OKay here is an example i don't understand how you solve it without using a calculator! because your not allowed to use a calculator!
Evaluate the expression, draw a right traingle.

Code:

sin(arcsin(1/2))
and
sin(arctan(3/4))

How do you find the arcsin of 1/2? or the arctan of 3/4?
what kind of picture do I draw?
also i don't understand:
Solve the equation for x:

Code:

arcsin(3x-pi) = 1/2

Any help would be great!!
Thanks for listening!

[sql_lall]

Code:

   |\
   |o\
2  |  \
   |   \
   |____\
      1

Here is how to do the 1st one, after this the rest are basically the same.

Ok, draw your 1-2-Sqrt(5) triangle as above.

You know that tan(o) = 1/2 (from the triangle)
=> o = arctan(1/2) by definition

You also know that sin(o) = opp/hyp= 1/sqrt(5), also from the triangle

However, you know that arctan(1/2) actually = o +2*Pi*n
=> arctan(1/2) = o +2*Pi*n

=> sin(arctan(1/2))= +/- 1/sqrt(5)

[voidflux]

Thanks for the relpy, but i'm still kind of lost...
sin(arctan(3/4)) = sqr(3)/2
and
sin(arcsin(1/2)) = 1/2 from the inverse function properties,
This is what the answers in the back of the book say, i understand sin(arcsin(1/2))
but i still don't understand the
sin(arctan(3/4)) = sqr(3)/2
how do you know where u draw the triangle at and how do you know what values you put in for the triangle sides?

[sql_lall]

You know that you want arctan(1/2)

=> you know that if you make a 1-2-sqrt(5) triangle, that the angle marked will be arctan(1/2)

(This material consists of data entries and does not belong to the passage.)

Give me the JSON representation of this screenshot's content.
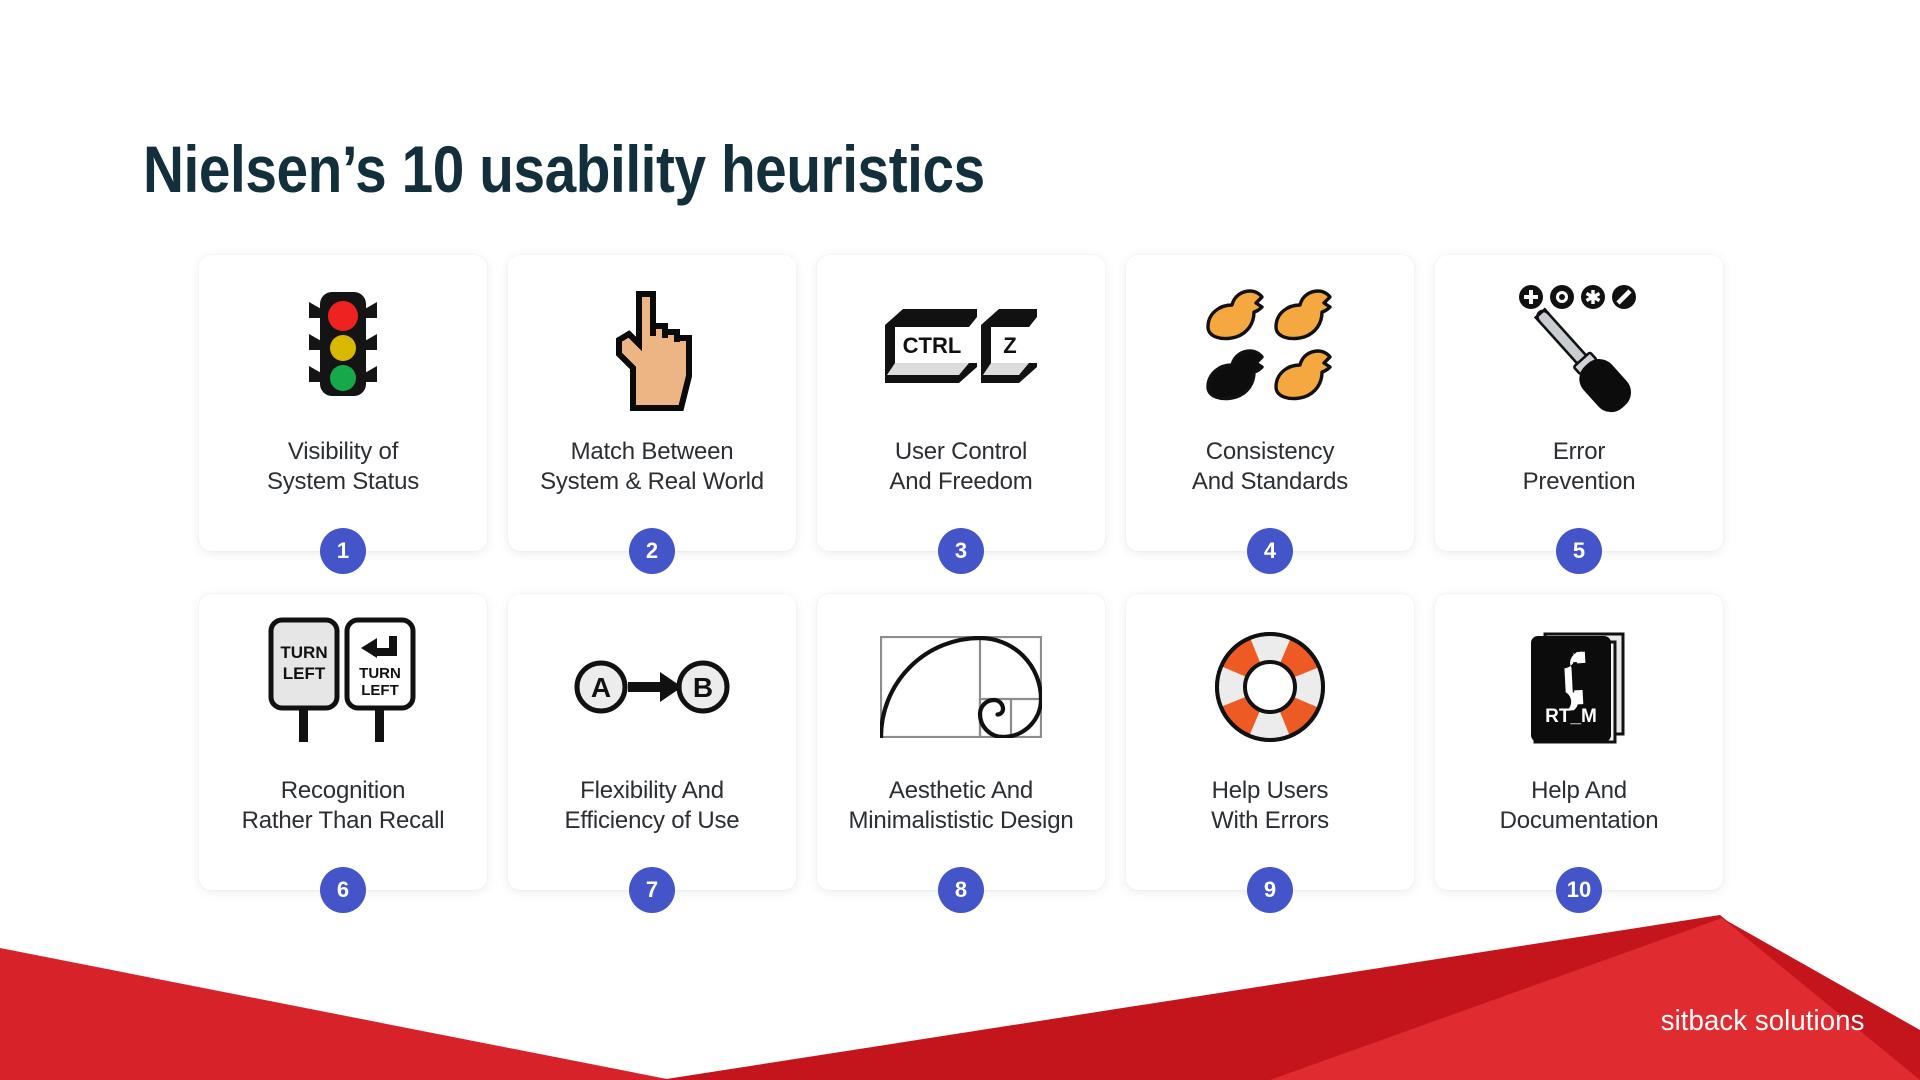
{
  "slide": {
    "title": "Nielsen’s 10 usability heuristics",
    "background_color": "#ffffff",
    "title_color": "#132f3c",
    "badge_color": "#4355c9",
    "footer_red": "#d8222a",
    "footer_red_dark": "#c4151c",
    "footer_red_light": "#e02b30"
  },
  "cards": [
    {
      "number": "1",
      "line1": "Visibility of",
      "line2": "System Status",
      "icon": "traffic-light-icon"
    },
    {
      "number": "2",
      "line1": "Match Between",
      "line2": "System & Real World",
      "icon": "pointing-hand-cursor-icon"
    },
    {
      "number": "3",
      "line1": "User Control",
      "line2": "And Freedom",
      "icon": "ctrl-z-keys-icon",
      "key1": "CTRL",
      "key2": "Z"
    },
    {
      "number": "4",
      "line1": "Consistency",
      "line2": "And Standards",
      "icon": "rubber-ducks-icon"
    },
    {
      "number": "5",
      "line1": "Error",
      "line2": "Prevention",
      "icon": "screwdriver-icon"
    },
    {
      "number": "6",
      "line1": "Recognition",
      "line2": "Rather Than Recall",
      "icon": "turn-left-signs-icon",
      "sign_text_a": "TURN LEFT",
      "sign_text_b": "TURN LEFT"
    },
    {
      "number": "7",
      "line1": "Flexibility And",
      "line2": "Efficiency of Use",
      "icon": "a-to-b-arrow-icon",
      "node_a": "A",
      "node_b": "B"
    },
    {
      "number": "8",
      "line1": "Aesthetic And",
      "line2": "Minimalististic Design",
      "icon": "golden-ratio-spiral-icon"
    },
    {
      "number": "9",
      "line1": "Help Users",
      "line2": "With Errors",
      "icon": "life-ring-icon"
    },
    {
      "number": "10",
      "line1": "Help And",
      "line2": "Documentation",
      "icon": "manual-book-icon",
      "book_text": "RT_M"
    }
  ],
  "footer": {
    "brand": "sitback solutions"
  }
}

So, with arctan(3/4) do this:

Code:

   |\
   |o\
4  |  \  5
   |   \
   |____\
      3

[voidflux]

You know you want the arctan(1/2)

How do I know that i want the arctan(1/2)? I thought I wanted the arctan(3/4), because the problem is:
sin(arctan(3/4));

I understand though if you draw a 1-2-sqrt(5) triangle you will get tan(o) = 1/2, so if u drew another trangle and replace the 1 with a 3 and the 2 with a 4, you can get tan(o) = 3/4, but with that informatino how do you find the arctan(3/4)? do I use the law of sins or somthing in that nature to find the angle?

[sql_lall]

Sorry, i'l abbreviate a bit less:

1) With the first Q, you kow you wanted arctan(1/2), so you drew a 1-2-Sqrt(5) triangle, and you knew that the angle opposite the side of length 1 would be arctan(1/2), beacuse it is in a right-angled triangle, the side opposite is 1 and the side adjacent is 2.

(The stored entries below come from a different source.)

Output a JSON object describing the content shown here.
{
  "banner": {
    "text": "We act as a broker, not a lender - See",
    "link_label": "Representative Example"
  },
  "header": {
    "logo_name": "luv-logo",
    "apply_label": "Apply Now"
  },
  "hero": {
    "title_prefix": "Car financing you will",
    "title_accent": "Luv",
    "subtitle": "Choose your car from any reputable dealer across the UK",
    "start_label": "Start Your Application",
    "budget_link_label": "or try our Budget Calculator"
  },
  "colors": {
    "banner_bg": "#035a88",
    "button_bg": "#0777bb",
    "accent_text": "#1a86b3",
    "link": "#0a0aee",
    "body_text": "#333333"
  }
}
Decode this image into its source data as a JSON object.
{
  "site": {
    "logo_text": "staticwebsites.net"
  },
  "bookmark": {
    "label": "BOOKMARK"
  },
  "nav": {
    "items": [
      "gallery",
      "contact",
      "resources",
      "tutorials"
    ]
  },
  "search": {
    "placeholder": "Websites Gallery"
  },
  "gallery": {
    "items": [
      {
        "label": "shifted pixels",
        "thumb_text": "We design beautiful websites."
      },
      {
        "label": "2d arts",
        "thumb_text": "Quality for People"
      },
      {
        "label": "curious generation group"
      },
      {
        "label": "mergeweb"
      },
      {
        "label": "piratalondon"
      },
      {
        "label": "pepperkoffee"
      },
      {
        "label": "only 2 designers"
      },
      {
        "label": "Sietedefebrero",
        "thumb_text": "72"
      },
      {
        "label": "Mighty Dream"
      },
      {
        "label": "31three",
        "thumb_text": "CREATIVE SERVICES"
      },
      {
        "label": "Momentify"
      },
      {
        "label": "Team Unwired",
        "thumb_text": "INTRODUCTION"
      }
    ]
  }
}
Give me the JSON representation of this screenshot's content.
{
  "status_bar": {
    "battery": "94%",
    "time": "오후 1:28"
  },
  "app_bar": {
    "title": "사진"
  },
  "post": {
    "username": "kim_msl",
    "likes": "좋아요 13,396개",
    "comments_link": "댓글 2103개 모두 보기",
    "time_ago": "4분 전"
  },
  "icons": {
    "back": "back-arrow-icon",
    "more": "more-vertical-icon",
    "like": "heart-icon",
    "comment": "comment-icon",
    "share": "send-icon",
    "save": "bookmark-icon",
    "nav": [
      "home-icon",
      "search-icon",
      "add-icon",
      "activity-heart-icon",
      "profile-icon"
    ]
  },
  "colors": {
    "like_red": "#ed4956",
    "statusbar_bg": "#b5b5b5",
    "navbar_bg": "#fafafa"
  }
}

2) Now, with the other Q, you want arctan(3/4), so you draw a 3-4-5 triangle, and know that the angle (marked 'o' in the last diagram), which is opposite 3 and adjacent to 4, MUST have tan of 3/4 (i.e. tan(o)=3/4)
=> arctan(3/4) = o ----[actually o +/- n*Pi, for all solutions]

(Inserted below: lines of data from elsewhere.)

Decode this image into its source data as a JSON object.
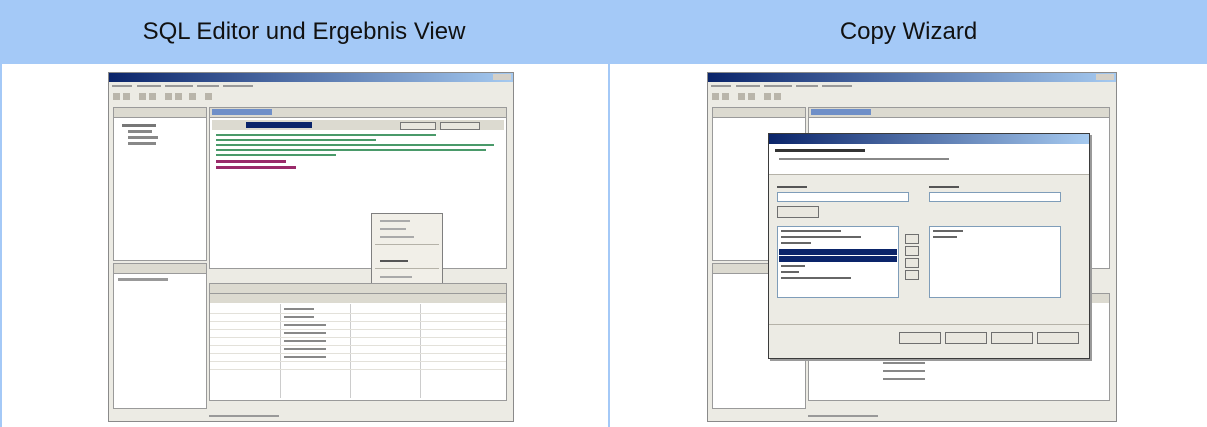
{
  "headers": {
    "left": "SQL Editor und Ergebnis View",
    "right": "Copy Wizard"
  },
  "colors": {
    "header_bg": "#a4c9f7",
    "divider": "#a4c9f7",
    "selection": "#0a246a"
  },
  "images": {
    "left": "sql-editor-screenshot-thumbnail",
    "right": "copy-wizard-screenshot-thumbnail"
  }
}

=> you can now easily find sin(arctan(3/4))

N.B. by 'o' i mean the marked angle of last post, not 0 (zero)

Oh, and i just noticed you said:
"you can get tan(o) = 3/4, but with that informatino how do you find the arctan(3/4)?"

if tan(x) = 3/4, x is a solution arctan(3/4)
[for tan, full solution is x +/- n*Pi]

[voidflux]

Holly crap on a cracker. I finally understand it! after many long hours of studying ur example and refreshing my mind with trig I finally get what the hell your talking about. yay! Thanks a ton for helping!